I think you are confused about encoding. It can be pretty confusing. See perlunitut, "Unicode and Strings" in Modern Perl, The Perl Unicode Cookbook ...
As you know, if you try to print a "wide" unicode character, Perl gives you a warning:
#!/usr/bin/perl
use strict;
use warnings;
use feature qw/ say /;
say "Ferrari 308 \x{1F44D}";
__END__
$ perl 1140714.pl
Wide character in say at 1140714.pl line 6.
Ferrari 308 👍
$
You can fix this as stevieb pointed out below, with binmode:
#!/usr/bin/perl
use strict;
use warnings;
use feature qw/ say /;
binmode STDOUT, ':utf8';
say "Ferrari 308 \x{1F44D}";
__END__
$ perl 1140714.pl
Ferrari 308 👍
$
If you want to use the unicode characters in your Perl code, you can't just expect Perl to know what they are:
#!/usr/bin/perl
use strict;
use warnings;
use feature qw/ say /;
binmode STDOUT, ':utf8';
say "Ferrari 308 👍";
__END__
$ perl 1140714.pl
Ferrari 308
... fix that by useing utf8:
#!/usr/bin/perl
use strict;
use warnings;
use feature qw/ say /;
binmode STDOUT, ':utf8';
use utf8;
say "Ferrari 308 👍";
__END__
$ perl 1140714.pl
Ferrari 308 👍
$
If you are going to read in data that might have unicode characters, eg:
$ cat 1140714.txt
Lotus lan 👍
任意のスーパーカー
$
... you can't expect Perl to know what you're giving it:
#!/usr/bin/perl
use strict;
use warnings;
use feature qw/ say /;
binmode STDOUT, ':utf8';
use utf8;
open my $in, '<', '1140714.txt' or die "open: $!\n";
print for (<$in>);
__END__
$ perl 1140714.pl
Lotus lan
任の
. . . you can fix that by using an I/O layer in your open:
$ cat 1140714.pl
#!/usr/bin/perl
use strict;
use warnings;
use feature qw/ say /;
binmode STDOUT, ':utf8';
use utf8;
open my $in, '< :utf8', '1140714.txt' or die "open: $!\n";
print for (<$in>);
__END__
$ perl 1140714.pl
Lotus lan 👍
任意のスーパーカー
If you print your unicode data to a filehandle you'll get the wide-character warning again:
#!/usr/bin/perl
use strict;
use warnings;
use feature qw/ say /;
binmode STDOUT, ':utf8';
use utf8;
open my $in, '< :utf8', '1140714.txt' or die "open: $!\n";
open my $out, '>', '1140714.out' or die "open: $!\n";
print $out $_ for (<$in>);
close $out or die "close: $!\n";
__END__
$ perl 1140714.pl
Wide character in print at 1140714.pl line 11, <$in> line 2.

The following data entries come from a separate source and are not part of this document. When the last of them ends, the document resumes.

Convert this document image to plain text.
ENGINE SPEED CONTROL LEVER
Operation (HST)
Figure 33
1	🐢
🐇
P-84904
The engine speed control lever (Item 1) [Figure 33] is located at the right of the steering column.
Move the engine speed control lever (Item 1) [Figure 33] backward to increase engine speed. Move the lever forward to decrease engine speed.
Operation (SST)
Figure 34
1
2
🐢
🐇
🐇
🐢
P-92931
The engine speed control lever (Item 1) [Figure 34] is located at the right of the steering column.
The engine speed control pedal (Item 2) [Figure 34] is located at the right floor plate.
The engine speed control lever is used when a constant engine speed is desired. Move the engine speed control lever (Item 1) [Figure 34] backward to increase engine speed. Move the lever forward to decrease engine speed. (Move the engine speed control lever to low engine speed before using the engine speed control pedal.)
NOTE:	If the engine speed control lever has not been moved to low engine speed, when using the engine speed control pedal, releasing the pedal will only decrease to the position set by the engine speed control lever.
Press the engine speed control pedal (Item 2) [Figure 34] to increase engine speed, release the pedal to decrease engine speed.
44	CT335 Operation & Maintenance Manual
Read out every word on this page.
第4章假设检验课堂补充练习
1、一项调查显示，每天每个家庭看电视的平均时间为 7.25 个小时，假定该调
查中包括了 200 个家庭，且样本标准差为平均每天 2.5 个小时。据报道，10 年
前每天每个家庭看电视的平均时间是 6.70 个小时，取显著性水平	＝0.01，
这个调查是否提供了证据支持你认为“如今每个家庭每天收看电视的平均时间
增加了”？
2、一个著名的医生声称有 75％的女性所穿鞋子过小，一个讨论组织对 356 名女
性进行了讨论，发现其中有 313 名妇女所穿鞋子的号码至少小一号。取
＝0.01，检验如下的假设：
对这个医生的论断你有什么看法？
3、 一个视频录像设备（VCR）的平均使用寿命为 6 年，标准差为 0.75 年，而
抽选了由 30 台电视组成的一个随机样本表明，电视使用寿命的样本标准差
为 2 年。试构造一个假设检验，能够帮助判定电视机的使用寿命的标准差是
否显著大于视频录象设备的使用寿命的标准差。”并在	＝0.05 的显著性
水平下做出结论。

Wide character in print at 1140714.pl line 11, <$in> line 2.
$
. . . fix it with an I/O layer:
#!/usr/bin/perl
use strict;
use warnings;
use feature qw/ say /;
binmode STDOUT, ':utf8';
use utf8;
open my $in, '< :utf8', '1140714.txt' or die "open: $!\n";
open my $out, '> :utf8', '1140714.out' or die "open: $!\n";
print $out $_ for (<$in>);
close $out or die "close: $!\n";
__END__
$ perl 1140714.pl
$ cat 1140714.out
Lotus lan 👍
任意のスーパーカー
$
No encoding needed at all.
Hope this helps!
Update: Added examples and links
The way forward always starts with a minimal test.
|